Many of the prisoners were sent to Singapore’s Changi Prison where Torrance and other senior officers shared quarters with Percival. The British officers still had to maintain military discipline among their men.

They faced a very unusual conundrum. Under British military regulations it was a captive soldier’s duty to try to escape, if at all possible, and the Geneva Convention recognized that as a right. However, the Japanese camp commanders made it clear that anyone caught attempting to escape would be executed and that brutal punishments would then be inflicted on all prisoners, whether they were involved in escape plots or not.

The British officers therefore felt they had to discourage escape attempts, in direct contradiction to their official duty.

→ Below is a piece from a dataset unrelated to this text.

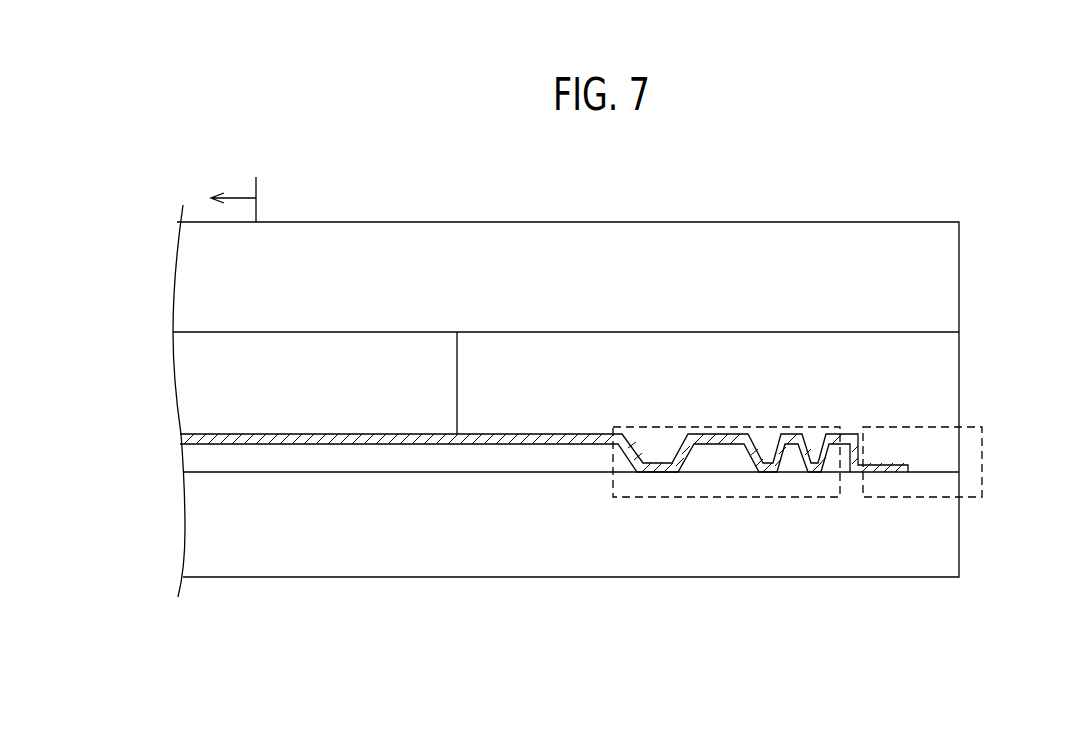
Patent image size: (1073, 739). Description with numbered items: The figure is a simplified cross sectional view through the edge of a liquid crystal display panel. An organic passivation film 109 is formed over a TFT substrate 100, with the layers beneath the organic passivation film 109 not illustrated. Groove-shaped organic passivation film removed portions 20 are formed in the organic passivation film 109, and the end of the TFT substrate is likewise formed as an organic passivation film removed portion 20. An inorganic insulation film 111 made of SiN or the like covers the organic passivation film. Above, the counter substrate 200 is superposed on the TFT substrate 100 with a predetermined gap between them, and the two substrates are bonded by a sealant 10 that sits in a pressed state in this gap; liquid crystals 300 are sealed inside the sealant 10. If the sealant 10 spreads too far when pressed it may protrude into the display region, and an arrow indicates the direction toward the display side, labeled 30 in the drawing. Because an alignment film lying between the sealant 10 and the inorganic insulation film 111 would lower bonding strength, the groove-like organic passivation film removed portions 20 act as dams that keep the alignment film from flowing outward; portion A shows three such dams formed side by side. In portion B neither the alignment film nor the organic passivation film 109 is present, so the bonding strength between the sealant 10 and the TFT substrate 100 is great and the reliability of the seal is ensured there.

In August of 1942, Percival and all officers above the rank of colonel were transferred to a camp on the island of Formosa (now Taiwan) which they shared with American PoWs. Men died from the poor diet, malaria and frequent beatings. Many were worked to death. Japanese officers regularly humiliated the British and American officers in front of their men.

Torrance was later sent to a camp in Manchuria where, for a while, treatment of prisoners was better. But that was only for the benefit of a Red Cross inspection. Conditions soon returned to horrific.

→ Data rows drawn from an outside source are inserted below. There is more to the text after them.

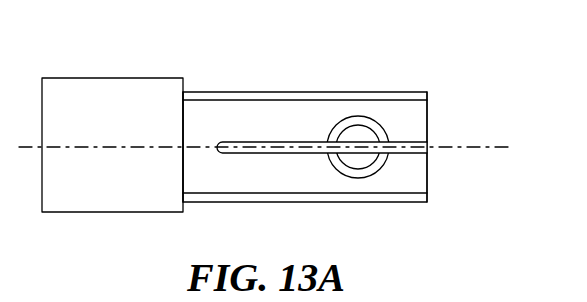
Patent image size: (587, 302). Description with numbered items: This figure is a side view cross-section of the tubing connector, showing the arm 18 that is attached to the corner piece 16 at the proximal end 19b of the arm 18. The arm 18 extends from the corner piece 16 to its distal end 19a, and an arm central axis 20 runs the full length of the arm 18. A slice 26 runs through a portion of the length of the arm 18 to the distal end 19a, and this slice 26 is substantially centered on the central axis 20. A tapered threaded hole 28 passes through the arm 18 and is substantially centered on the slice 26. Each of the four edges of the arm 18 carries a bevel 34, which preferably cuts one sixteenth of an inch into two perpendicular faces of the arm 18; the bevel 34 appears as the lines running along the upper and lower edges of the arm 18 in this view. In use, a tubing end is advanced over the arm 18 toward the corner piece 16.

The corner piece 16 is at (78, 95).
The arm 18 is at (233, 100).
The distal end 19a is at (210, 79).
The proximal end 19b is at (425, 82).
The arm central axis 20 is at (487, 147).
The slice 26 is at (426, 156).
The tapered threaded hole 28 is at (355, 158).
The bevel 34 is at (310, 98).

Torrance was in a camp in Mukden, Manchuria, when he was finally liberated by Soviet troops after the Japanese surrender and sent to India. He returned to Canada in a very poor state of health.

Torrance had a summer home in the Muskokas and a winter home in Nassau in the Bahamas, but he frequently visited Guelph. He eventually bought the Guelph estate called Ker Cavan that had belonged to the Higinbotham family, to whom he was related.

Torrance died in Nassau on Oct. 15, 1958. He is buried in Woodlawn Memorial Park.

Torrance was among the officers King George VI awarded the Order of the British Empire for courage shown during the siege of Singapore.